# 📝 Paper 1: Storm-Graph Transformer (SGT)

**Title:** "Physics-Informed Graph Neural Networks with Transformers for Severe Weather Nowcasting"

**Core Innovation:**
- Hybrid GNN-Transformer-Physics architecture
- Treats storms as discrete graph nodes (not continuous fields)
- Physics-constrained predictions (conservation laws)
- Interpretable attention (which storms matter?)
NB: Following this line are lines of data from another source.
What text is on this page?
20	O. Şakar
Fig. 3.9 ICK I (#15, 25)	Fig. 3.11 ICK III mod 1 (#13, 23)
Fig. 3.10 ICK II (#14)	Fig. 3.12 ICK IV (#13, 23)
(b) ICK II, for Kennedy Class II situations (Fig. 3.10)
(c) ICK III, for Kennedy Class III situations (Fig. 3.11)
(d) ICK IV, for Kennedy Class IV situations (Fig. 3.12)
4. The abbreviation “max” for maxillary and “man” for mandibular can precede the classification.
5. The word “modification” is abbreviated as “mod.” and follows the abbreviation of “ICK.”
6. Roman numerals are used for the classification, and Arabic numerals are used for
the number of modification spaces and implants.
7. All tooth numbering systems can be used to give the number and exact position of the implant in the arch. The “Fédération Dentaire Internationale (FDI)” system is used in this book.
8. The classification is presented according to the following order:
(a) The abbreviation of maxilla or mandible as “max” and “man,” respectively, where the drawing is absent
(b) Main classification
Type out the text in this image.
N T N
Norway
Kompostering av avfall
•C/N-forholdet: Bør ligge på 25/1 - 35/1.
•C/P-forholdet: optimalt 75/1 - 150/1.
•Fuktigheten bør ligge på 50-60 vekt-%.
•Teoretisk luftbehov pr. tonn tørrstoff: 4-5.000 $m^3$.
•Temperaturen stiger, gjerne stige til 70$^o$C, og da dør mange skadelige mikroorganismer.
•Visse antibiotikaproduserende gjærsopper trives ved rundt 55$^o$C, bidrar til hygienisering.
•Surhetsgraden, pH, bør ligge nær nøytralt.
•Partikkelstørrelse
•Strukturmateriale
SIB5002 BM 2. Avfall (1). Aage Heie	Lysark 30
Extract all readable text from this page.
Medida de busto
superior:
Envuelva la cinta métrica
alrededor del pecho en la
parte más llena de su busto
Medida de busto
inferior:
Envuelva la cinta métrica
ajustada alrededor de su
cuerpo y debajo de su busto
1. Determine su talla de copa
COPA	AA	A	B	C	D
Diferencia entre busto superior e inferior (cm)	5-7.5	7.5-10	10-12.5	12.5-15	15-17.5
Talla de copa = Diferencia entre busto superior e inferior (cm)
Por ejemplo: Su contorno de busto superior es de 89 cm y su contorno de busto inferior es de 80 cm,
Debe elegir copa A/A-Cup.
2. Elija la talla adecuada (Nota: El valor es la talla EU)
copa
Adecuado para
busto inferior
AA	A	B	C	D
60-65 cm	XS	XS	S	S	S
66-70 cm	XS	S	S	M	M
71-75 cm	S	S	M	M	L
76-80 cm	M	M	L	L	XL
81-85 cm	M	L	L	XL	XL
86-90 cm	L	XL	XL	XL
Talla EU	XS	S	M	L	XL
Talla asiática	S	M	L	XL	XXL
**Timeline:** Week 1-3 (Oct 10-31)
**Target:** ArXiv + NeurIPS workshop

---

## Notebook Sections:
1. Setup & Data Verification
2. Multimodal Data Loading
3. Architecture Implementation
4. Training Pipeline
5. Evaluation & Analysis

---

## 1. Setup & Data Verification

In [None]:
# Mount Google Drive
from google.colab import drive
import os

drive.mount('/content/drive')

DRIVE_ROOT = "/content/drive/MyDrive/SEVIR_Data"
print(f"✓ Drive mounted: {DRIVE_ROOT}")

In [None]:
# Check GPU
!nvidia-smi

import torch
print(f"\nPyTorch: {torch.__version__}")
print(f"CUDA: {torch.cuda.is_available()}")
if torch.cuda.is_available():
    print(f"GPU: {torch.cuda.get_device_name(0)}")
    print(f"VRAM: {torch.cuda.get_device_properties(0).total_memory/1e9:.1f} GB")

In [None]:
# Install dependencies
!pip install -q torch-geometric torch-scatter torch-sparse
!pip install -q h5py pandas tqdm matplotlib lpips scikit-image

print("✓ Dependencies installed")

In [None]:
# Clone/pull latest repo
import os
if not os.path.exists('/content/stormfusion-sevir'):
    !git clone https://github.com/syedhaliz/stormfusion-sevir.git
else:
    !cd stormfusion-sevir && git pull

# Add to path
import sys
sys.path.insert(0, '/content/stormfusion-sevir')

print("✓ Repo ready")

### Verify SEVIR Modalities

In [None]:
# Run verification script
from pathlib import Path

SEVIR_ROOT = f"{DRIVE_ROOT}/data/sevir"
CATALOG_PATH = f"{DRIVE_ROOT}/data/SEVIR_CATALOG.csv"

print("="*70)
print("SEVIR DATA VERIFICATION")
print("="*70)

modalities = {
    'vil': 'VIL (Radar)',
    'ir069': 'GOES-16 C09 (Water Vapor 6.9μm)',
    'ir107': 'GOES-16 C13 (IR Window 10.7μm)',
    'lght': 'GOES-16 GLM (Lightning)'
}

available = []
missing = []

for mod, desc in modalities.items():
    mod_path = Path(SEVIR_ROOT) / mod / "2019"
    if mod_path.exists():
        h5_files = list(mod_path.glob("*.h5"))
        available.append(mod)
        print(f"✅ {mod:8s} - {desc}")
        print(f"   Files: {len(h5_files)} HDF5 files\n")
    else:
        missing.append(mod)
        print(f"❌ {mod:8s} - {desc}")
        print(f"   Missing: {mod_path}\n")

print("="*70)
print(f"Available: {len(available)}/4 modalities")
if available:
    print(f"  {', '.join(available)}")
if missing:
    print(f"\n⚠️  Missing: {', '.join(missing)}")
    print(f"   Download from: https://sevir.mit.edu/")

print("\n" + "="*70)

## 2. Multimodal Data Loading

In [None]:
# Import multimodal dataset
from stormfusion.data.sevir_multimodal import (
    SEVIRMultiModalDataset,
    build_multimodal_index,
    multimodal_collate_fn
)

print("✓ Multimodal dataset imported")

In [None]:
# Build index (use ALL 541 events)
TRAIN_IDS = f"{DRIVE_ROOT}/data/samples/all_train_ids.txt"
VAL_IDS = f"{DRIVE_ROOT}/data/samples/all_val_ids.txt"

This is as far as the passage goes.